Скоро Прошка вернулся, прогундосил, глазной синяк щупая:
– Батоги завтра Силантию отвешают. А к тебе янычарь явилась. Саидка с баскаком Бугой. Возле ворот стоят, со стражей говорят. Стрельцы их охрану, троих нехристей в шапках с лисой, пропускать не желают.
О! Это радость! Как раз о них думал и ждал!
– Пусть в башенку идут, ждут, – приказал, а сам пошёл прятать в тайник золотую цепь Тедальди.
Вот шаги наверх, в башенку. Разговоры мимо двери.
Да, это голос баскака Буги. Этот молодой татарин явился на Москву после взятия Казани – тогда по всем улусам полетели царские грамоты, в них на службу к московскому владыке приглашалась не только казанская знать, но все подневольные чёрные ясачные люди: пусть идут к государевым бирючам на запись, не боясь ничего, а кто лихо им будет чинить, того Бог накажет; но и сами они пусть лиха не делают и исправно подати платят, а уж царь позаботится, чтобы их деньги никто не украл, чтобы пошли они на добрые дела, а не в боярские ненасытные стомахи, кои всю державу с потрохами переварят, если им слабину показать…
Буга прибился толмачом к Торговому приказу, где его и заприметили: приглянулся смелостью речи, хотя, когда толмачил, говорил по-татарски куда дольше, чем было говорено государем; когда же был спрошен об этом, то объяснил, что в глупом татарском языке нет многих слов, какие есть в великом языке россов, посему этим тёмным татарам надо всё по десять раз объяснять. «Да и отупели они совсем от ханки!» – добавил Буга в сердцах, а царь, вспомнив, что слышал недавно это слово от волхвов, спросил: «А что это такое – ханка?
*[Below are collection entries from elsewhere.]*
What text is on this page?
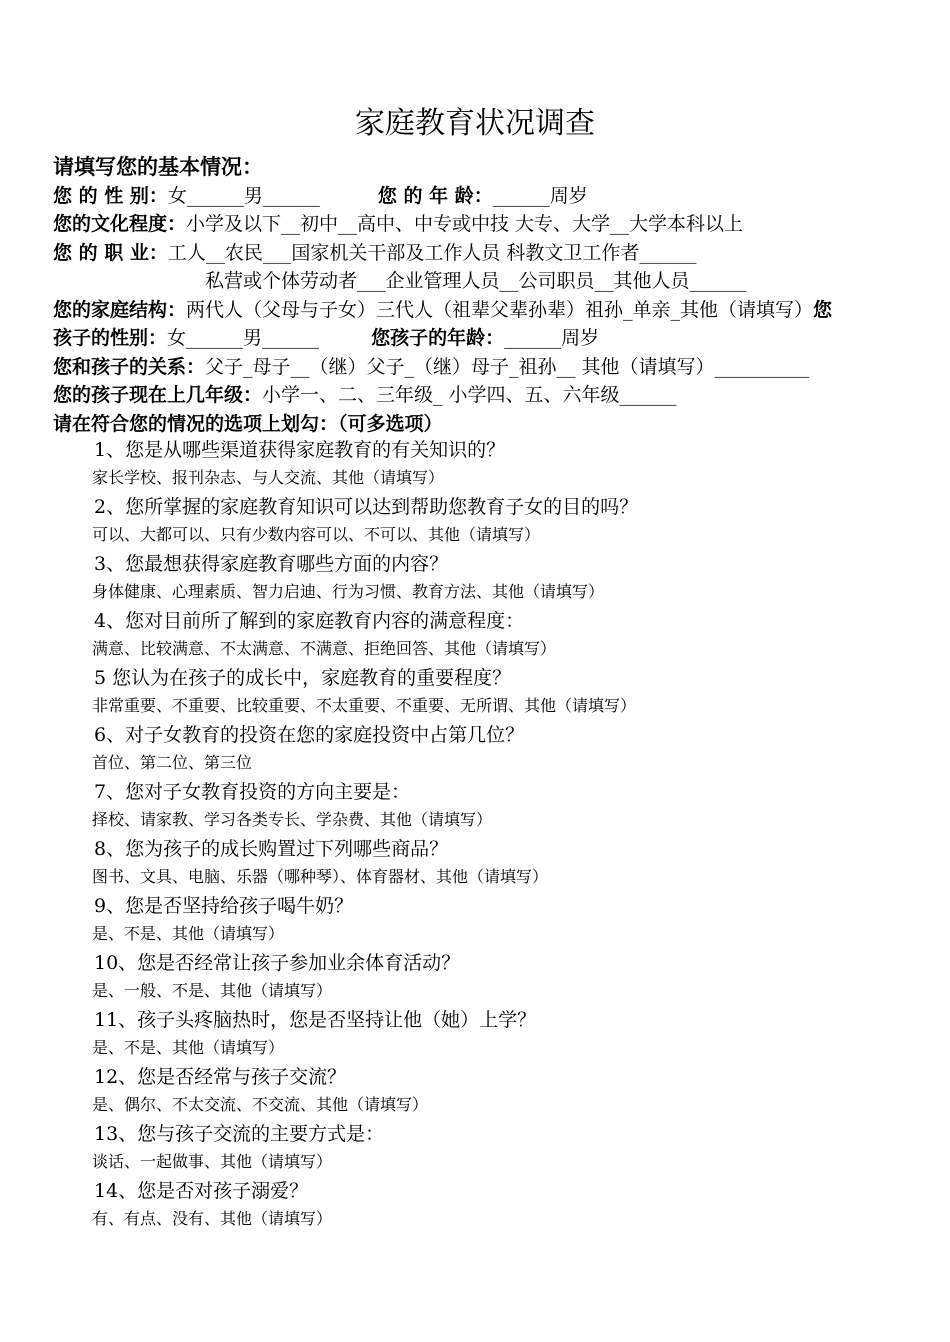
家庭教育状况调查
请填写您的基本情况：
您 的 性 别：女______男______	您 的 年 龄：______周岁
您的文化程度：小学及以下__初中__高中、中专或中技 大专、大学__大学本科以上
您 的 职 业：工人__农民___国家机关干部及工作人员 科教文卫工作者______
私营或个体劳动者___企业管理人员__公司职员__其他人员______
您的家庭结构：两代人（父母与子女）三代人（祖辈父辈孙辈）祖孙_单亲_其他（请填写）您
孩子的性别：女______男______	您孩子的年龄：______周岁
您和孩子的关系：父子_母子__（继）父子_（继）母子_祖孙__ 其他（请填写）__________
您的孩子现在上几年级：小学一、二、三年级_ 小学四、五、六年级______
请在符合您的情况的选项上划勾：（可多选项）
1、您是从哪些渠道获得家庭教育的有关知识的？
家长学校、报刊杂志、与人交流、其他（请填写）
2、您所掌握的家庭教育知识可以达到帮助您教育子女的目的吗？
可以、大都可以、只有少数内容可以、不可以、其他（请填写）
3、您最想获得家庭教育哪些方面的内容？
身体健康、心理素质、智力启迪、行为习惯、教育方法、其他（请填写）
4、您对目前所了解到的家庭教育内容的满意程度：
满意、比较满意、不太满意、不满意、拒绝回答、其他（请填写）
5 您认为在孩子的成长中，家庭教育的重要程度？
非常重要、不重要、比较重要、不太重要、不重要、无所谓、其他（请填写）
6、对子女教育的投资在您的家庭投资中占第几位？
首位、第二位、第三位
7、您对子女教育投资的方向主要是：
择校、请家教、学习各类专长、学杂费、其他（请填写）
8、您为孩子的成长购置过下列哪些商品？
图书、文具、电脑、乐器（哪种琴）、体育器材、其他（请填写）
9、您是否坚持给孩子喝牛奶？
是、不是、其他（请填写）
10、您是否经常让孩子参加业余体育活动？
是、一般、不是、其他（请填写）
11、孩子头疼脑热时，您是否坚持让他（她）上学？
是、不是、其他（请填写）
12、您是否经常与孩子交流？
是、偶尔、不太交流、不交流、其他（请填写）
13、您与孩子交流的主要方式是：
谈话、一起做事、其他（请填写）
14、您是否对孩子溺爱？
有、有点、没有、其他（请填写）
Говаривают, от болей зело помогает и в райские кущи переносит? Есть у вас?» Буга перевёл татарским послам, те закивали шапками с лисьими хвостами: есть, есть у нас ханка, как не быть? – и обещали принести. Среди послов был и Саид-хан. Самый молодой, он быстрее всех успел сбегать в караван-сарай и, встав перед царём на колени, подал ларец с чем-то тянучим, пахучим, тягучим. «И шикатулика пирими, велики кинясь и цар!» – «Конечно, приму, отчего не принять?»
Тотчас было сделано так, как научил Саид-хан: проглотить кусочек горького зелья и запить горячим сбитнем. И скоро боли улетучились из костей, а сила духа прибавилась сполна, да так, что он, окрылённый, поспешил в церковь, встал на клиросе и долго пел вместе с певчими, пока не поперхнулся от пересохшего, как русло в теплынь, горла. Потом ушёл к себе, где до утра лежал без рук и ног, а дух его витал в дебрях, куда раньше никогда не забредал. Под утро явилось страшное: преогромный дуб цвёл кровавыми головами, а ствол древа вырастал из чрева лежавшей навзничь в грязи матушки Елены…
Назавтра вызвал Бугу и велел забрать у послов всё зелье, а Саид-хану поручил возобновлять для него запасы ханки – для сего была выдана проходная беспошлинная грамота с царской печатью на все посты.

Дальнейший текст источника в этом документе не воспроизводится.